Auch das was da passiert ist mit der ET so nicht zu vereinbaren, dafür geht es nach Aussagen der Biologen schon mal viel zu schnell. Wobei dies nicht gegen die ET als Ganzes spricht, sondern lediglich zu einer Neubetrachtung führen muss.
intruder schrieb:Aber wo siehst du da jetzt horizontalen Gentransfer?
Der horizontale Gentransfer war bezogen auf die schnelle Entwicklung der Langbeiner, die offensichtlich nur dann entwickelt werden, wenn sie gebraucht werden, die Gene werden also nicht durch Fortpflanzung weitergegeben, sondern durch andere Wege. Es ist nicht geklärt, wie die Informationswege der Schwarmintelligenz sind, aber auch hier vermutet man, dass der HG zumindest einen Anteil daran hat.
intruder schrieb: ich sehe Kröten, die einen Vorteil haben, den sie sich aber anscheinend durch einen Nachteil erkauft haben. (bitte nicht wörtlich nehmen)

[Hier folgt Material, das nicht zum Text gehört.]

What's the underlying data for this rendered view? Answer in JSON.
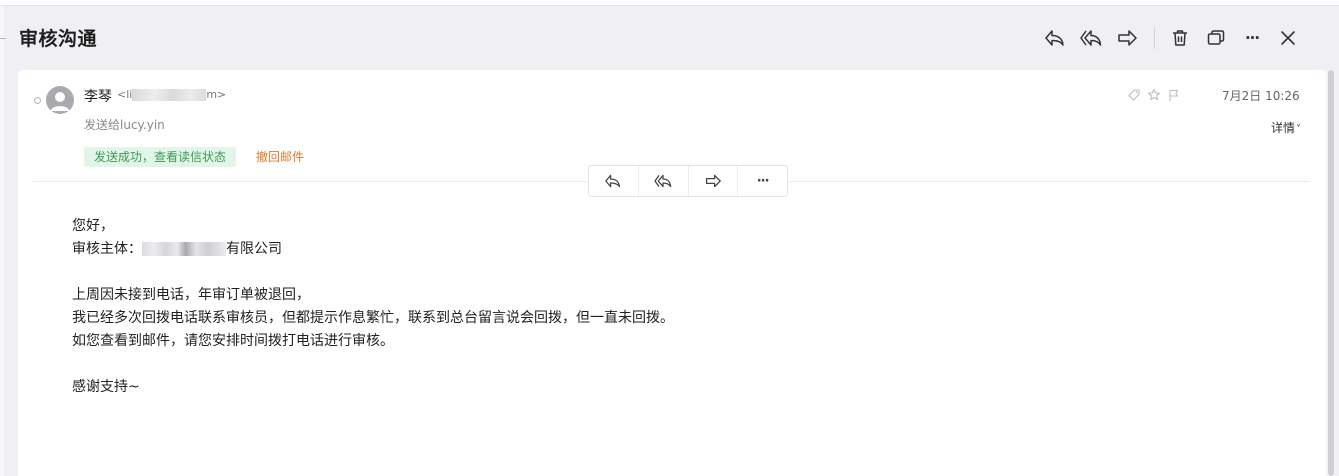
{
  "header": {
    "title": "审核沟通",
    "toolbar": [
      {
        "name": "reply-icon"
      },
      {
        "name": "reply-all-icon"
      },
      {
        "name": "forward-icon"
      },
      {
        "name": "delete-icon"
      },
      {
        "name": "open-window-icon"
      },
      {
        "name": "more-icon",
        "glyph": "···"
      },
      {
        "name": "close-icon"
      }
    ]
  },
  "message": {
    "sender_name": "李琴",
    "sender_email_prefix": "<li",
    "sender_email_suffix": "m>",
    "sent_to": "发送给lucy.yin",
    "status_badge": "发送成功，查看读信状态",
    "recall_link": "撤回邮件",
    "date": "7月2日 10:26",
    "details_label": "详情",
    "details_chevron": "˅"
  },
  "float_actions": [
    {
      "name": "reply-icon"
    },
    {
      "name": "reply-all-icon"
    },
    {
      "name": "forward-icon"
    },
    {
      "name": "more-icon",
      "glyph": "···"
    }
  ],
  "body": {
    "greeting": "您好，",
    "subject_label": "审核主体：",
    "subject_company_suffix": "有限公司",
    "line1": "上周因未接到电话，年审订单被退回，",
    "line2": "我已经多次回拨电话联系审核员，但都提示作息繁忙，联系到总台留言说会回拨，但一直未回拨。",
    "line3": "如您查看到邮件，请您安排时间拨打电话进行审核。",
    "closing": "感谢支持~"
  },
  "colors": {
    "badge_bg": "#e3f5e8",
    "badge_text": "#3b9a58",
    "recall_text": "#e47a2e",
    "background": "#f0f0f4"
  }
}
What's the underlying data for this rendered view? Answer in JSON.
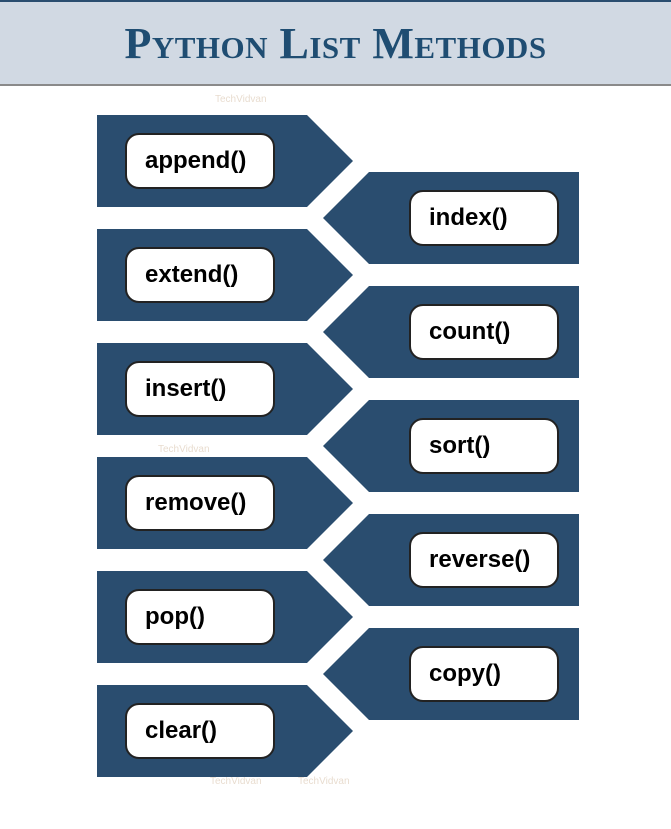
{
  "title": "Python List Methods",
  "watermark": "TechVidvan",
  "left_methods": [
    {
      "label": "append()"
    },
    {
      "label": "extend()"
    },
    {
      "label": "insert()"
    },
    {
      "label": "remove()"
    },
    {
      "label": "pop()"
    },
    {
      "label": "clear()"
    }
  ],
  "right_methods": [
    {
      "label": "index()"
    },
    {
      "label": "count()"
    },
    {
      "label": "sort()"
    },
    {
      "label": "reverse()"
    },
    {
      "label": "copy()"
    }
  ]
}
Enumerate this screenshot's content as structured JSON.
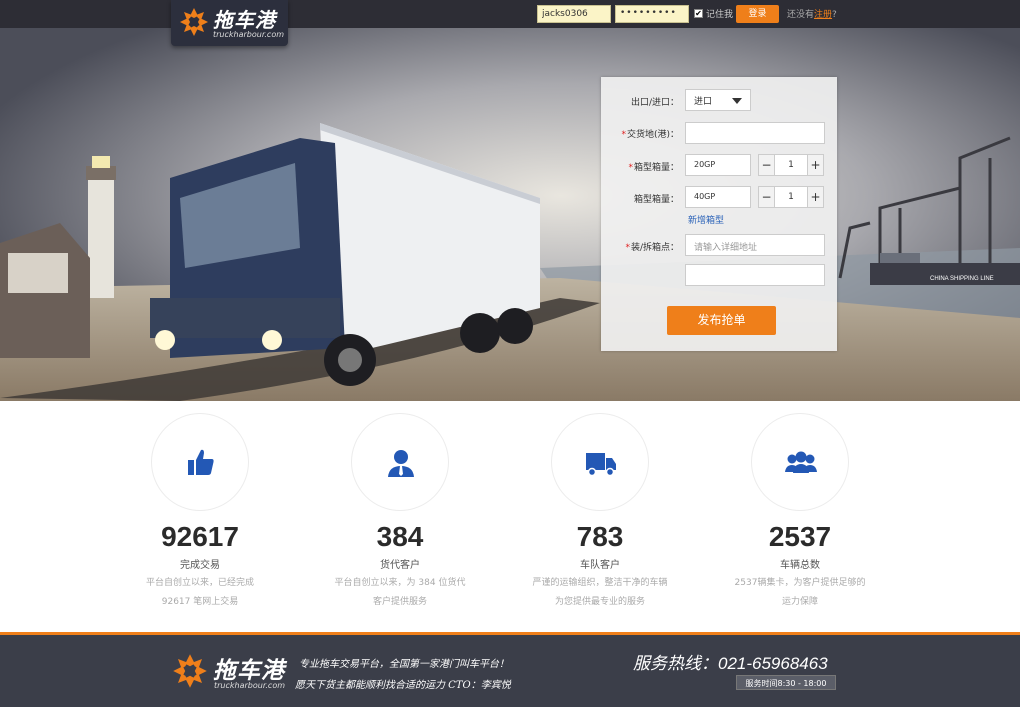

Offensichtlich haben die einzelnen Langbeiner gar keinen Vorteil, sondern nur der Schwarm oder die Gruppe als Ganzes. Die Individuen selbst haben dagegen die A-Karte gezogen. Erst müssen sie unter Schmerzen in fremdes Gebiet hüpfen (im Stammland sind sie ja nicht zu finden) und dann müssen sie sich auch noch opfern, damit sich die Fressfeinde vergiften. Aber im Zusammenspiel ist damit die Art eben extrem erfolgreich. Ich gehe auch nicht davon aus, dass die Langbeiner "daran gedacht haben", sondern, dass das Ganze als eine einheitliche Vorgehensweise betrachtet werden muss, eben wie bei der Schwarmintelligenz.

Es ist eben nicht so wie ein Wassertropfen, der zufällig einem anderen folgt. Würde aber das Wasser erst besondere Tropfen formen, die besonders schnell neues Gebiet erobern - untern dem Preis, dass sie vertrocknen - damit dann das übrige Wasser auf diesem erschlossenen Weg z.B. den Weg in eine feuchtere Umgebung finden kann, dann wäre es ein passender Vergleich und dann würde ich mich auch nicht scheuen, einem solchen Vorgang eine Intelligenz zu zusprechen. Es scheut sich ja niemand davor mein blödes Navi als "intelligentes Navigationssystem" zu bezeichnen.
intruder schrieb:Abgesehen davon muss deine Interpretation nicht falsch sein, aber ich brauche dahinter keinen intelligenten Plan um mir einen Reim drauf zu machen.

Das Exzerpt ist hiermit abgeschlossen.